Wednesday, March 26, 2014

IPM Trade Matrix - Trade 7 (Part 5)

Market Overview

Today was a painful day, especially in small caps. It was so painful that I did not even want to look at the charts. But decided to publish relevant analysis for three primary reasons:
  1. Hiding from reality cannot solve anything. UST publishes what is actually happening, so that readers can learn in real-time. Anyone can post when he/she is right, but manning up when things don't go in one's favor is very important for long-term success.
  2. People want to read about what is happening. UST did not want to disappoint readers because of personal disappointment.  
  3. If UST has to be a long-term time-tested market analysis service, we need to be here in good times and bad times.
Although it was not a good day for equities, there are certain positives including strength in emerging markets, global stocks and pessimism coming into the US stock market (contrarion indicator) . 

Time has run-out for the market to bottom. And its now or never. Therefore, if critical levels (defined below) are broken to the downside, it would suggest that the trend has reversed from up to down. From a historical perspective, this has a low probability. In fact, if the market resumes to rally, it is possible that the market might continue its rally into May. Originally we were expecting a market top in April. This is a new development and will be shared as Elliott Wave structure develops. 

Following chart again shows the global stock market index on a longer-term time frame. It has been updated with latest data, and shows that the global index is trying to break out of the longer-term triangle since February. If this triangle is true and market holds above critical levels, market should rally. 

If the market fails to abide by the triangle scenario and makes a new low outside of the IPM Model turn window, we will exit the long trade. 

IPM Trade Matrix 2014 Trades

TRADE - 1: (Long) = +2.6%
TRADE - 2: (Short) = +9.3%
TRADE - 3: (Long) - Non IPM Trade Matrix trade -0.2%
TRADE - 4: (Short - 1/31/14 to 2/5/14) +7.25% 
TRADE - 5: (Long - 2/11/14 to 2/22/14) = +9.8%
TRADE - 6: (Long - 2/22/14 to 3/07/14) = +11.7%

TRADE - 7: Long
Long TNA at 82.45 ==> 82.7 (added longs on 3/19, 3/20, 3/25, 3/26) 
More longs were added based on IPM Turn Window risk reduction 
Trade was initiated on 3/18/14 based on IPM Trade Matrix Trigger. IPM Trade Matrix has been updated and future trades will include a new fail-safe to ensure trade entry near the break-out and reduce uncertainty.    

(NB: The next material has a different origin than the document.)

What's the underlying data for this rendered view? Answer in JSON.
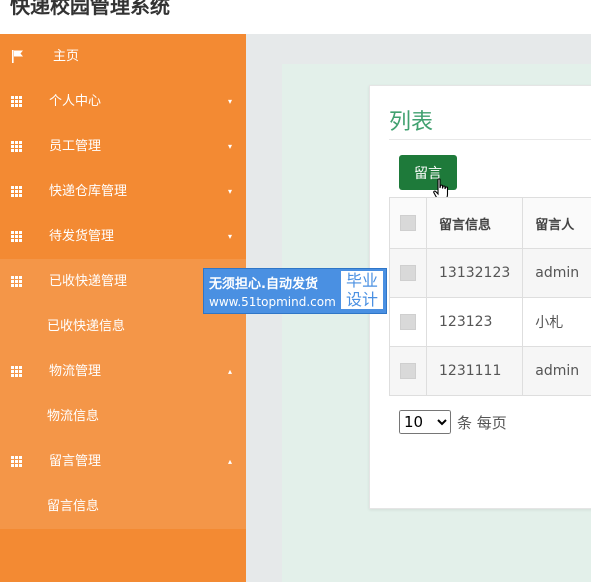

When: Bottom within IPM Turn Window - Date info e-mailed to subscribers
Next IPM Turn Window: Top / Bottom 
Trigger: SP500 = 1865, DJIA = 16409, GDOW = 2455 (will be a signal for full long)
Supporting Indicators: Up trend based on 8/4 test

Profit Target 1: 1915-1920
Profit Target 2: 1960
TNA target is separate. It might be hit early. If profit target is hit, aggressive trailing stops will be used & we will discuss it on the blog. 

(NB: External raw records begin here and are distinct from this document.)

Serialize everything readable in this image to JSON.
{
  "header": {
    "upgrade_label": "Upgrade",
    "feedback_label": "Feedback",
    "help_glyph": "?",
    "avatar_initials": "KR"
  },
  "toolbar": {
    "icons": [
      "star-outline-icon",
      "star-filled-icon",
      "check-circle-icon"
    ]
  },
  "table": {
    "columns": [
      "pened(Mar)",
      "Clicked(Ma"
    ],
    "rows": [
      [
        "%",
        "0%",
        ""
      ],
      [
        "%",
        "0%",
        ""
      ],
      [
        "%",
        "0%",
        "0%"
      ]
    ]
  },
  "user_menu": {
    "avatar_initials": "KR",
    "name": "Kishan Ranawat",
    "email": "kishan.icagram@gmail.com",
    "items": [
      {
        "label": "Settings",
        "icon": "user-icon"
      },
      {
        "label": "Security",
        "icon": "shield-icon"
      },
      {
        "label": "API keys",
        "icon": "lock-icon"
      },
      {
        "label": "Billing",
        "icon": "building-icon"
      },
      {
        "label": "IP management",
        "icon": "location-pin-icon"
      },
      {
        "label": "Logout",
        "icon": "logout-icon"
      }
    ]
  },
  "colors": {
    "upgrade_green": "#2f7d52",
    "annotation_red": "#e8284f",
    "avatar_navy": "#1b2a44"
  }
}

 New low outside of IPM turn window based on Elliott Wave structure. Provisional Stops: SP500= 1840, GDOW = 2435, DJIA = 16125
Trailing Stops: Will be determined next week 
Typical IPM Trade Matrix Risk: 1.5%
Actual IPM Trade Matrix Risk: 1.34% (Entry = 1865 , Exit = 1840 , Risk = 1.34% )
Risk Reason: Geo-political uncertainty. Still within IPM Bottom window => Lower levels are possible.

Applicable Rule: 
  1. Sell (1/2) at profit objective 1 to minimize draw-down (aggressive trailing stops at profit objective)
  2. No Trade in opposite direction
  3. Do not go long or short without trigger to prevent losses by market moving against you.  
  4. Observe stop-losses to minimize draw-downs
  5. If stops are hit ==> Wait on the sidelines for new opportunity near IPM Turn window

Note: IPM Trade Matrix Trades will be posted in the first half of 2014. This is an experiment to understand and enhance the capabilities of this Matrix.